L’enfant de la mort

 

 

Daar zijnder die de levensbaan,

met schaars eenen brijzel brood,

tot aan hunne oude dagen gaan

en leven, spijts de Dood.

 

Filius mortis est

I Reg., XX, 31.

 

 

Il en est qui font le voyage

des vivants, jusqu’à leurs vieux jours,

un peu de pain pour tout bagage ;

malgré la mort, ils vont toujours.

 

D’autres à qui ses pentes douces,

dès leur aube, la vie défend,

à leurs premiers pas les repousse :

ce sont de la mort les enfants.

 

J’en connus un – Lorsque sa mère

en le berçant chantait encor

elle disait : « Mon fils ». L’amère

méprise, il est fils de la mort.

 

Vive deux fois lorsque son sang

battait contre son cœur, son corps,

et trois fois vive en nourrissant

son petit, l’enfant de la mort.

 

L’enfant ne mangeait, ne buvait

que par contrainte, avec effort.

Quoi qu’il prît, le pain ou le lait

il mangeait, ou buvait sa mort.

 

Il grandissait comme une plante

à qui le soleil fait défaut,

herbe pitoyable et dolente

aussi fragile qu’un roseau.

 

Les autres fleurs, claires et gaies,

ivres de joie, face au pauvret,

riaient de sa tige penchée,

toutes ensemble, elles riaient.

 

Et lui riait à la mer bleue

du firmament.

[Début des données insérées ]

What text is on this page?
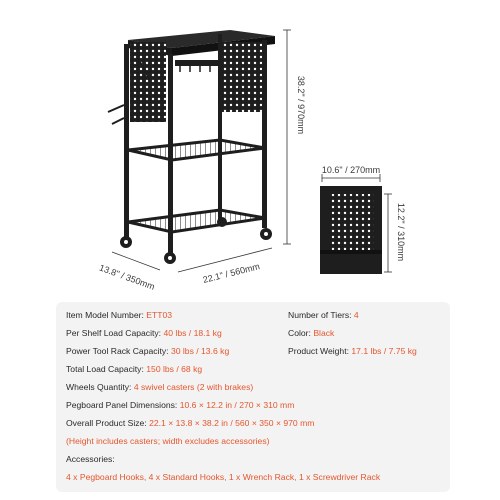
38.2" / 970mm
13.8" / 350mm	22.1" / 560mm
10.6" / 270mm
12.2" / 310mm
Item Model Number: ETT03
Per Shelf Load Capacity: 40 lbs / 18.1 kg
Power Tool Rack Capacity: 30 lbs / 13.6 kg
Total Load Capacity: 150 lbs / 68 kg
Wheels Quantity: 4 swivel casters (2 with brakes)
Pegboard Panel Dimensions: 10.6 × 12.2 in / 270 × 310 mm
Overall Product Size: 22.1 × 13.8 × 38.2 in / 560 × 350 × 970 mm
(Height includes casters; width excludes accessories)
Accessories:
4 x Pegboard Hooks, 4 x Standard Hooks, 1 x Wrench Rack, 1 x Screwdriver Rack
Number of Tiers: 4
Color: Black
Product Weight: 17.1 lbs / 7.75 kg
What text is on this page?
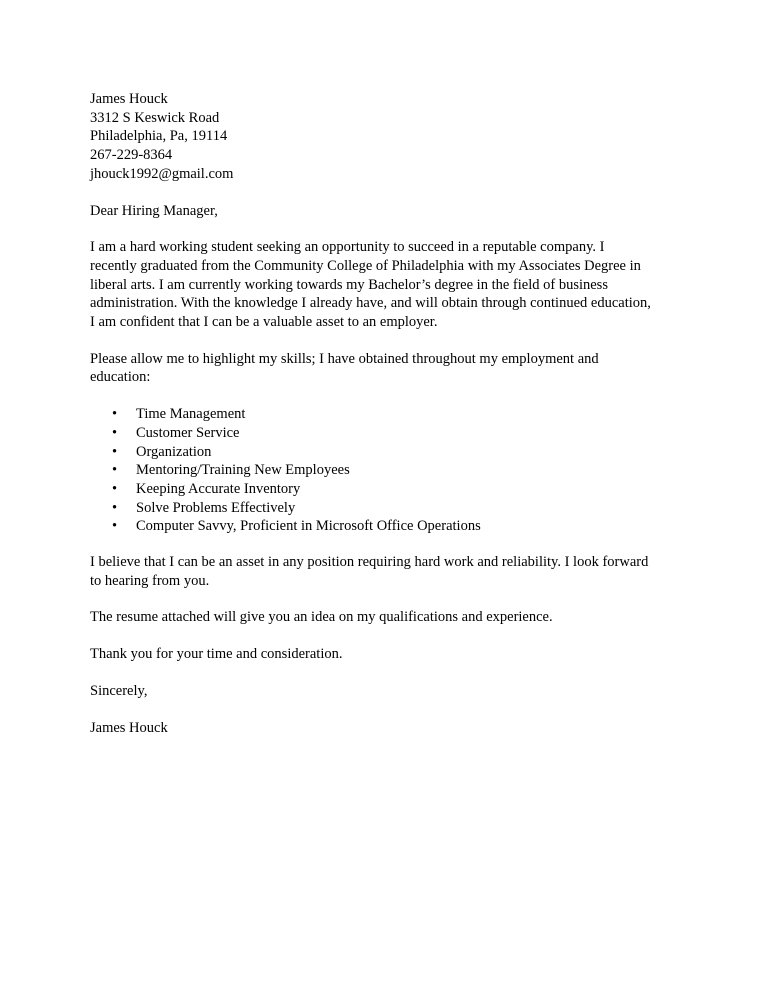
James Houck
3312 S Keswick Road
Philadelphia, Pa, 19114
267-229-8364
jhouck1992@gmail.com
Dear Hiring Manager,
I am a hard working student seeking an opportunity to succeed in a reputable company. I
recently graduated from the Community College of Philadelphia with my Associates Degree in
liberal arts. I am currently working towards my Bachelor’s degree in the field of business
administration. With the knowledge I already have, and will obtain through continued education,
I am confident that I can be a valuable asset to an employer.
Please allow me to highlight my skills; I have obtained throughout my employment and
education:
• Time Management
• Customer Service
• Organization
• Mentoring/Training New Employees
• Keeping Accurate Inventory
• Solve Problems Effectively
• Computer Savvy, Proficient in Microsoft Office Operations
I believe that I can be an asset in any position requiring hard work and reliability. I look forward
to hearing from you.
The resume attached will give you an idea on my qualifications and experience.
Thank you for your time and consideration.
Sincerely,
James Houck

Mais, tout à coup,

vers la terre il baissait les yeux :

c’est là qu’il regardait surtout.

 

.  .  .  .  .  .  .  .  .  .  .  .  .  .  .  .  .  .  .  .

 

La mort amie est sa parente.

Il connaît sa blanche main, son

pas feutré et sa voix qui chante,

son clos, sa bêche à l’horizon.

 

La mort amie est sa compagne

de jeux, elle fait sa langueur.

Il lui écrit « Viens ». Elle gagne

chaque jour un peu plus son cœur.

 

Elle attendit longtemps, longtemps

il attendit. Elle arriva

à l’endroit où depuis longtemps

il la cherchait. Il la trouva.

 

Quand elle entra, il la suivit.

Elle montait et il montait.

Elle se coucha, lui aussi.

Elle riait. Il lui riait.

 

.  .  .  .  .  .  .  .  .  .  .  .  .  .  .  .  .  .  .  .

 

Le glas sonne et là-bas s’arrête

un paysan. À ses accords

il pense, en détournant la tête,

que c’est pour l’enfant de la mort.

 

Si vite monte sa prière

au ciel, elle n’est pas encor

assez prompte. Arrive première

l’âme de l’enfant de la mort.

 

.  .  .  .  .  .  .  .  .  .  .  .  .  .  .  .  .  .  .  .

 

Et volontiers, je vous dis,

un peu de pain serait mon sort

pour aller droit en Paradis

comme cet enfant de la mort.

 

 

 

Guido GEZELLE, Exercices poétiques, 1858.

 

Traduit du néerlandais par Liliane Wouters.